For these reasons, I’m inclined to view IonQ’s 2028 CRQC target as aggressive but not guaranteed. My current outlook still pegs ~2030 as the most likely timing for the first real RSA-2048 break – an estimate I moved up from 2032 after assessing recent advances. Nothing in IonQ’s news contradicts that; in fact, it reinforces the notion that 2030 ± a couple years is plausible. IonQ’s progress is a positive sign and might end up pulling Q-Day closer by a year or two if all goes well, but it doesn’t justify dramatically overhauling risk timelines yet. Roadmaps are not reality – until hardware is actually built and benchmarks met, caution is warranted.

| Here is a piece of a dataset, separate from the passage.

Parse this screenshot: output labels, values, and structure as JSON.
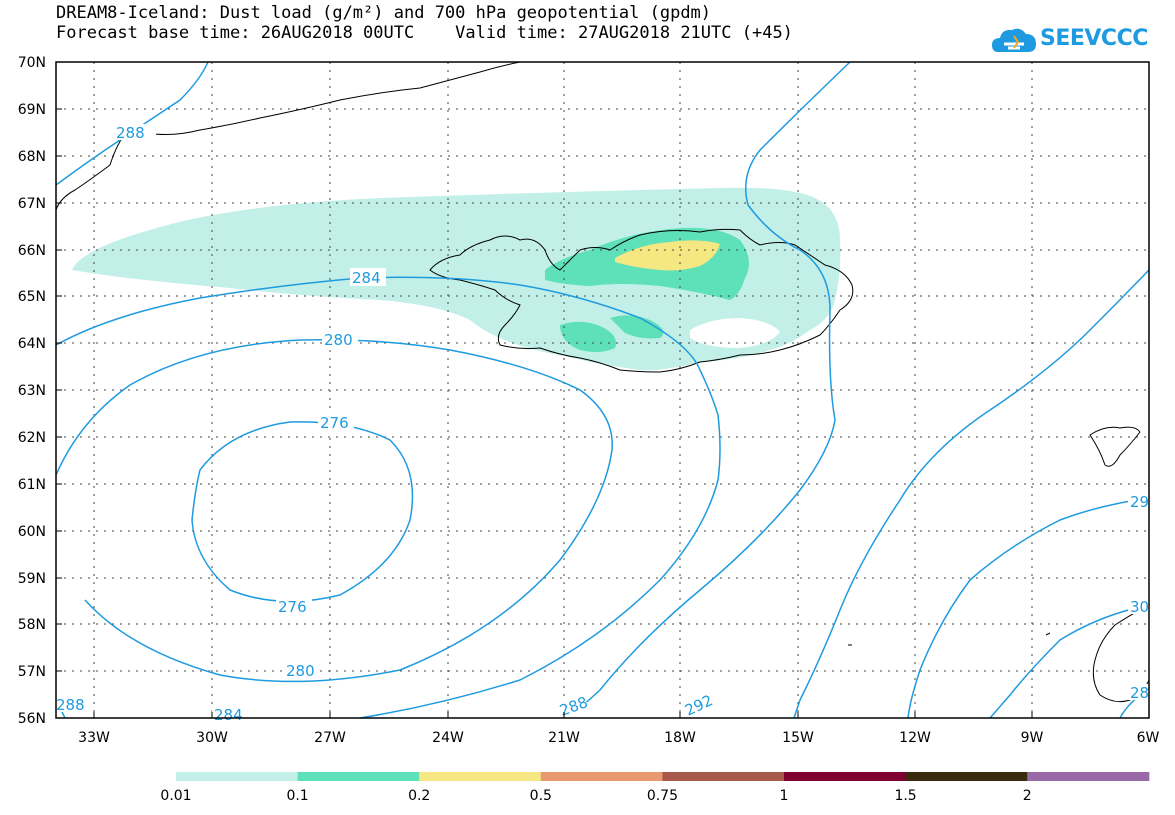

From a cybersecurity policy standpoint, the distinction between 2028 and 2030 is almost academic. Whether Q-Day hits in 3 years or 7 years, the imperative for action right now remains the same. As I wrote in my Q-Day analysis, the window for transitioning to post-quantum cryptography (PQC) is now. The U.S. National Institute of Standards and Technology (NIST) has advised organizations to begin migrating off vulnerable encryption by 2030, with a goal to have quantum-resistant measures broadly deployed by 2035. Those guidelines were set precisely because experts anticipated a viable quantum attacker by the early 2030s. IonQ’s roadmap, if anything, underscores that this timeline was well-founded – and perhaps even slightly conservative. It would be folly for businesses or governments to shrug off quantum risk because IonQ might slip to 2029 or because skeptics think it “won’t happen.” The prudent course is to assume Q-Day will arrive by 2030 (if not earlier) and to work backward from there in implementing PQC upgrades. The cost of being prepared a bit too early is trivial compared to the catastrophe of being even slightly too late.